Offensive steht bevor
Kiew: Russland will Donbass bis September erobern
Russland bereitet seine Frühlings-Sommer-Offensive im Angriffskrieg gegen die Ukraine vor. Vorboten dafür sind massive Luftschläge. Nach Einschätzung des ukrainischen Geheimdienstes plant Moskau, bis September den gesamten Donbass zu erobern.
Für die geplante Bodenoffensive im Südosten der Ukraine greift Russland auf seine strategische Reserve zurück, so Vadym Skibitsky, Vizechef des Kiewer Militärnachrichtendienstes HUR gegenüber der „Financial Times“. 20.000 frische Truppen verstärken demnach die Armee.

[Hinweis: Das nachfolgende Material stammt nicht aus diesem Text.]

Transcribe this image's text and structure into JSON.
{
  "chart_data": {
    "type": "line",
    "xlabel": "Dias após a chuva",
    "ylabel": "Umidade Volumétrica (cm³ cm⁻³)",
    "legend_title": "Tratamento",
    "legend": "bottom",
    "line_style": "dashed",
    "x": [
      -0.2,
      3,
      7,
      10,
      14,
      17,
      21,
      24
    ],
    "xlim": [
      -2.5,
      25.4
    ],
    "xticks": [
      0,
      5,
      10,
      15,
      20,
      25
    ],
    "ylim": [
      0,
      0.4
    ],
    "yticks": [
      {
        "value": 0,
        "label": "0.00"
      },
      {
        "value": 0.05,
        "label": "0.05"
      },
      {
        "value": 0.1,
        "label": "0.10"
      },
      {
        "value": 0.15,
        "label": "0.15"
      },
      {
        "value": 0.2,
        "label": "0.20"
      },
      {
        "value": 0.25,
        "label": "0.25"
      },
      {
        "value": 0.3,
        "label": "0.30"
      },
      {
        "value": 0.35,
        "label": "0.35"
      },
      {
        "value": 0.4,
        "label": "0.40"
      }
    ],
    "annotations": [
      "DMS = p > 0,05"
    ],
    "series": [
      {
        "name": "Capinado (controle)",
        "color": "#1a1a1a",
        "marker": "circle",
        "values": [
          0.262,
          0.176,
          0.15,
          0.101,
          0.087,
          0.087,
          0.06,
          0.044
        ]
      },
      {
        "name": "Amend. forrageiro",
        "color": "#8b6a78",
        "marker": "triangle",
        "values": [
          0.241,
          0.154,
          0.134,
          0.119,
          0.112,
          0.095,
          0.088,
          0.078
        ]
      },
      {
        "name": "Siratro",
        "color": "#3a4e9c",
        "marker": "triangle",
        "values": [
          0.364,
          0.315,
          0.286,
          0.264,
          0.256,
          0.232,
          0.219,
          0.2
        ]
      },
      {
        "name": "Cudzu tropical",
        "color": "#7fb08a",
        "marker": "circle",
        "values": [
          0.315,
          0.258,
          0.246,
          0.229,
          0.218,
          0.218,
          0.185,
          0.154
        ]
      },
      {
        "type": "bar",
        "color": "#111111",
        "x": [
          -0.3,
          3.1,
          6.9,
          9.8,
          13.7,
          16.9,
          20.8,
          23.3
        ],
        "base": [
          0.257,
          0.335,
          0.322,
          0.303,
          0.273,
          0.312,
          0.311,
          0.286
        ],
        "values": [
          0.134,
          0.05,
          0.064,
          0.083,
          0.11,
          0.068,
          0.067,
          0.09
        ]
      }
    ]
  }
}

Neue Kräfte für Bodenoffensive
Insgesamt habe Russland nun etwa 680.000 Soldaten zur Verfügung. Mit dieser Streitmacht wolle der Kreml die gesamte Donbass-Region spätestens bis Ende September erobern, so die Einschätzung des HUR. In den mehr als vier Jahren Krieg bisher ist das nicht gelungen. Obwohl Russland die beiden Oblaste Donezk und Luhansk, aus denen das Donbass-Gebiet hauptsächlich besteht, offiziell als eigenes Staatsgebiet betrachtet, hält die Ukraine dort weiterhin in kleinen Gebieten stand.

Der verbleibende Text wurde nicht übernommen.